Heather Brown Drawings Oct 29 - Dec 6, 2009
HEATHER BROWN, DRAWINGS
PARKER JONES is proud to announce Drawings, the first solo presentation of the works on paper of Heather Brown. The opening reception will be held on Thursday, October 29, from 7 to 9 pm., and the exhibition will run thru December 5.
For Brown, who also makes paintings, drawing is where her practice begins. Marked by decisive and expressive gestures and a tactile approach that can involve cutting, collage, or folding the paper, Brown’s drawings remark—often obliquely—on the devices of drawing by revealing or collapsing formal idioms in a sometimes awkward, humorous or brutal fashion. Her idiosyncratic and experimental process lays bare the labor as revisions accumulate on the surface.
Brown’s figurative drawings are intimately concerned with their subjects and are the source material for the work on canvas. Narratives about the consequentiality of relationships—social, sexual and psychological—are explored through formal and material metaphor. References range from the external—as in the An Affair To Remember series—to the internal—as with the introspective and analytical nude portraits.

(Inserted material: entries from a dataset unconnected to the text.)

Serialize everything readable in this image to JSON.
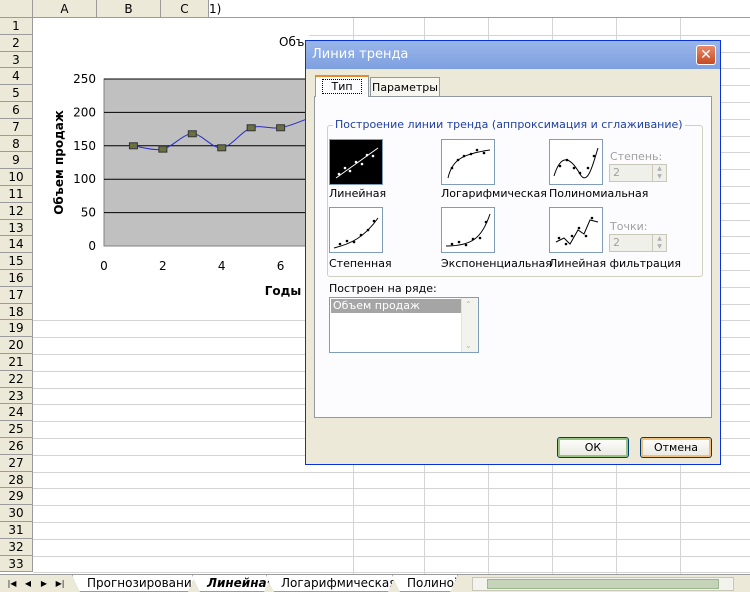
{
  "sheet": {
    "columns": [
      "A",
      "B",
      "C"
    ],
    "rows": [
      "1",
      "2",
      "3",
      "4",
      "5",
      "6",
      "7",
      "8",
      "9",
      "10",
      "11",
      "12",
      "13",
      "14",
      "15",
      "16",
      "17",
      "18",
      "19",
      "20",
      "21",
      "22",
      "23",
      "24",
      "25",
      "26",
      "27",
      "28",
      "29",
      "30",
      "31",
      "32",
      "33"
    ],
    "cell_d1": "1)"
  },
  "chart": {
    "title_fragment": "Объ",
    "ylabel": "Объем продаж",
    "xlabel": "Годы",
    "yticks": [
      "0",
      "50",
      "100",
      "150",
      "200",
      "250"
    ],
    "xticks": [
      "0",
      "2",
      "4",
      "6"
    ],
    "colors": {
      "plot_bg": "#c0c0c0",
      "line": "#2b2bc8",
      "marker": "#6b7040"
    }
  },
  "chart_data": {
    "type": "line",
    "series": [
      {
        "values": [
          150,
          145,
          168,
          147,
          177,
          177,
          192
        ]
      }
    ],
    "x": [
      1,
      2,
      3,
      4,
      5,
      6,
      7
    ],
    "xlabel": "Годы",
    "ylabel": "Объем продаж",
    "xlim": [
      0,
      7.1
    ],
    "ylim": [
      0,
      250
    ],
    "grid": true
  },
  "dialog": {
    "title": "Линия тренда",
    "close_glyph": "✕",
    "tabs": [
      {
        "label": "Тип"
      },
      {
        "label": "Параметры"
      }
    ],
    "group_label": "Построение линии тренда (аппроксимация и сглаживание)",
    "types": [
      {
        "label": "Линейная"
      },
      {
        "label": "Логарифмическая"
      },
      {
        "label": "Полиномиальная"
      },
      {
        "label": "Степенная"
      },
      {
        "label": "Экспоненциальная"
      },
      {
        "label": "Линейная фильтрация"
      }
    ],
    "degree_label": "Степень:",
    "degree_value": "2",
    "points_label": "Точки:",
    "points_value": "2",
    "series_label": "Построен на ряде:",
    "series_items": [
      "Объем продаж"
    ],
    "ok_label": "ОК",
    "cancel_label": "Отмена"
  },
  "sheet_tabs": [
    {
      "label": "Прогнозирование"
    },
    {
      "label": "Линейная"
    },
    {
      "label": "Логарифмическая"
    },
    {
      "label": "Полиноі"
    }
  ]
}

In all, however, multiple interpretations are sustained to engage the viewer’s collective knowledge and fantasies.
Alongside the thirteen new drawings, the artist is presenting two new paintings. Brown’s paintings—primarily what she’s exhibited since receiving her MFA in painting from UCLA in 2002—seamlessly move from portraiture to pattern paintings to geometric abstractions that often contain echoes of landscapes or architecture. For this exhibition, to compliment the drawings and enrich the conversation between the two parts of her practice, Brown has selected two classical reclining nudes to exhibit. Inspired by the image of the magician’s assistant—who is sawed in half before a crowd for the theater of suspended disbelief, the subject of this genre is not the subject at all, but in fact a distraction for the eye while a slight of hand creates an illusion. In Brown’s versions, however, the viewer is made aware of the artifice entwined with the image and the object.
Born in Berkeley, California, the artist lives and works in Los Angeles. This will be her third solo show.